Saturday, July 22, 2017

Illinois Supreme Court Clarifies POA Fiduciary Duties

The recent ruling of the Illinois Supreme Court, In re Estate of Thomas F. Shelton, presents the sad tale of a dispute between siblings over a family farm, and the fiduciary duties required of power of attorney agents.  Mr. and Mrs. Shelton both passed away in 2012.  Each named their daughter as executor of their estates, but in a "divide and conquer" approach to naming fiduciaries that is not uncommon for those with more than one adult child, Mr. and Mrs. Shelton named each other as primary agent for Power of Attorney for Property or financial matters, and their son as backup agent (the daughter was named as the second backup). (The opinion does not specify, but it is likely they each named each other as first choice for executor, but the backup order was reversed as to the son and daughter). 

The POAs were signed in 2005, using the "statutory short form" POA for Property.  Fast forward then to late 2011, approximately one year before the death of both Mr. and Mrs. Shelton - Mr. Shelton apparently signed two quit-claim deeds (one for himself and one as POA for Mrs. Shelton), conveying title to farm ground to their son and his wife.  After opening the estates, the sister as executor commenced an intra-probate proceeding called a "citation to recover assets, alleging that the quit claim to her brother was a fraudulent conveyance.

The estate had two alternative theories 1) the brother owed a fiduciary duty in his capacity as successor POA agent, and it is well established that there is a presumption of fraud when a POA agent benefits from a transaction on behalf of the principal; and 2) if that duty only applies to the primary, acting agent, the brother should be deemed to have been acting as primary at the time, because a doctor had issued a written statement in 2014 that Mrs. Shelton was incompetent in 2011 when the quit claim deed was signed.  If she was not competent at that time, then the brother's authority as successor agent would have been triggered, to make him primary agent for Mr. Shelton.

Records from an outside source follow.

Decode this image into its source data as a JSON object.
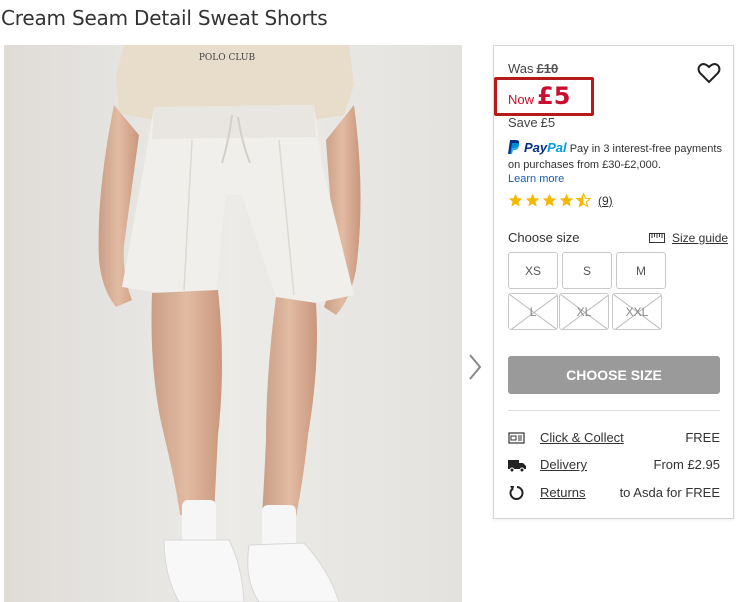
{
  "product": {
    "title": "Cream Seam Detail Sweat Shorts"
  },
  "image": {
    "logo_text": "POLO CLUB"
  },
  "pricing": {
    "was_label": "Was",
    "was_price": "£10",
    "now_label": "Now",
    "now_price": "£5",
    "save_label": "Save",
    "save_amount": "£5",
    "accent_color": "#c8102e"
  },
  "paypal": {
    "brand_a": "Pay",
    "brand_b": "Pal",
    "line1": "Pay in 3 interest-free payments",
    "line2": "on purchases from £30-£2,000.",
    "learn_more": "Learn more"
  },
  "rating": {
    "stars": 4.5,
    "out_of": 5,
    "count": "(9)",
    "star_color": "#f5b800"
  },
  "size_select": {
    "label": "Choose size",
    "guide_label": "Size guide",
    "options": [
      {
        "label": "XS",
        "available": true
      },
      {
        "label": "S",
        "available": true
      },
      {
        "label": "M",
        "available": true
      },
      {
        "label": "L",
        "available": false
      },
      {
        "label": "XL",
        "available": false
      },
      {
        "label": "XXL",
        "available": false
      }
    ]
  },
  "cta": {
    "label": "CHOOSE SIZE"
  },
  "delivery": [
    {
      "icon": "store-icon",
      "label": "Click & Collect",
      "value": "FREE"
    },
    {
      "icon": "truck-icon",
      "label": "Delivery",
      "value": "From £2.95"
    },
    {
      "icon": "returns-icon",
      "label": "Returns",
      "value": "to Asda for FREE"
    }
  ]
}
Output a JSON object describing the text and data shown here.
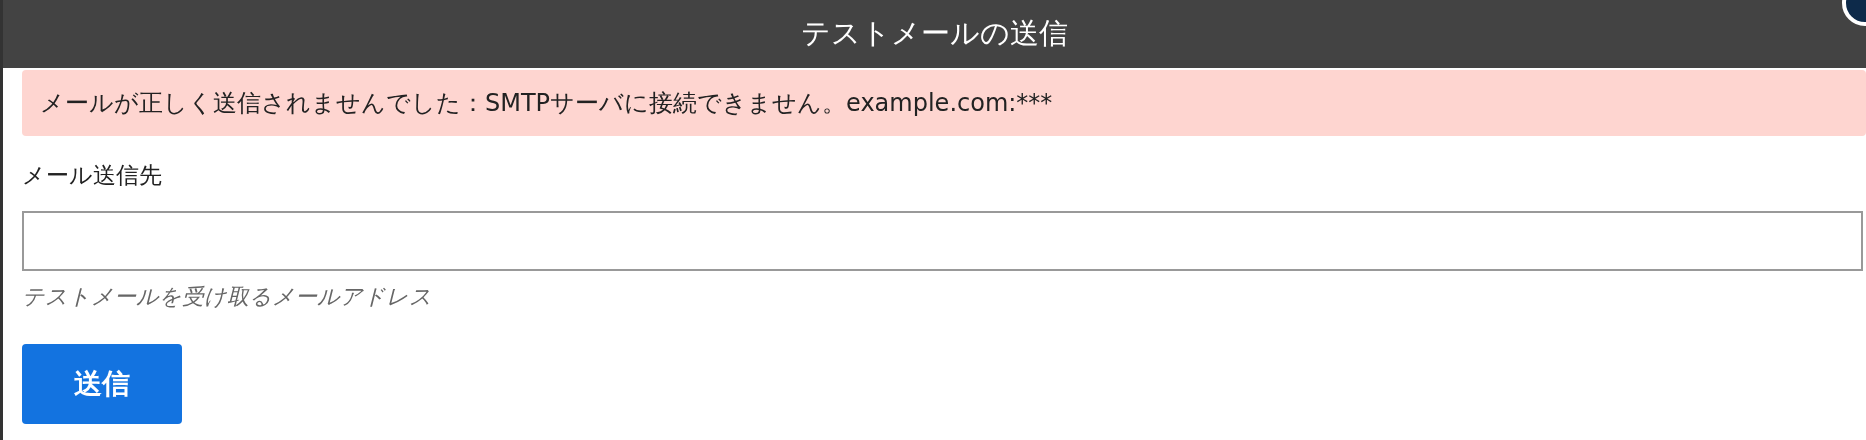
{
  "dialog": {
    "title": "テストメールの送信"
  },
  "alert": {
    "message": "メールが正しく送信されませんでした：SMTPサーバに接続できません。example.com:***"
  },
  "recipient_field": {
    "label": "メール送信先",
    "help": "テストメールを受け取るメールアドレス"
  },
  "buttons": [
    {
      "label": "送信",
      "kind": "primary"
    }
  ]
}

The Court first held that the presumption of fraud only applies to acting POA agents, and that a named successor agent who is not yet acting for a principal does not owe that principal a fiduciary duty.  On the second point, the Court considered the Statutory Short Form language as to triggering the successor's authority, and cited caselaw that this language was clear and unambiguous and must be strictly construed.  While it is true that the form language references a physician certification to demonstrate incompetency to trigger the successor's authority, the court found that the language indicated such certification was meant to serve as the triggering event, at that time.  The certification could not be applied retroactively.  For these reasons, the Supreme Court affirmed the circuit court ruling dismissing the citation.

The story is a sad case of fighting within the family after the parents passed, and for the nagging feeling that perhaps this situation could have been avoided with better estate planning, not to mention family communication.  The case is also a warning to acting POA agents. Be very aware of your fiduciary duty and the presumption of fraud that will apply if you personally benefit from transactions you conduct for the principal.  There could be a good reason for the transaction and it may very well be in the best interest of the principal, but you need to be prepared to explain and document that.  When possible, have an objective third party consider and confirm you are taking the right approach.  This may be your attorney, but it may also mean running the transaction by your sibling in advance.  If they object, it's better to have that argument in advance, before you take the questionable action, than in court after your parents have passed.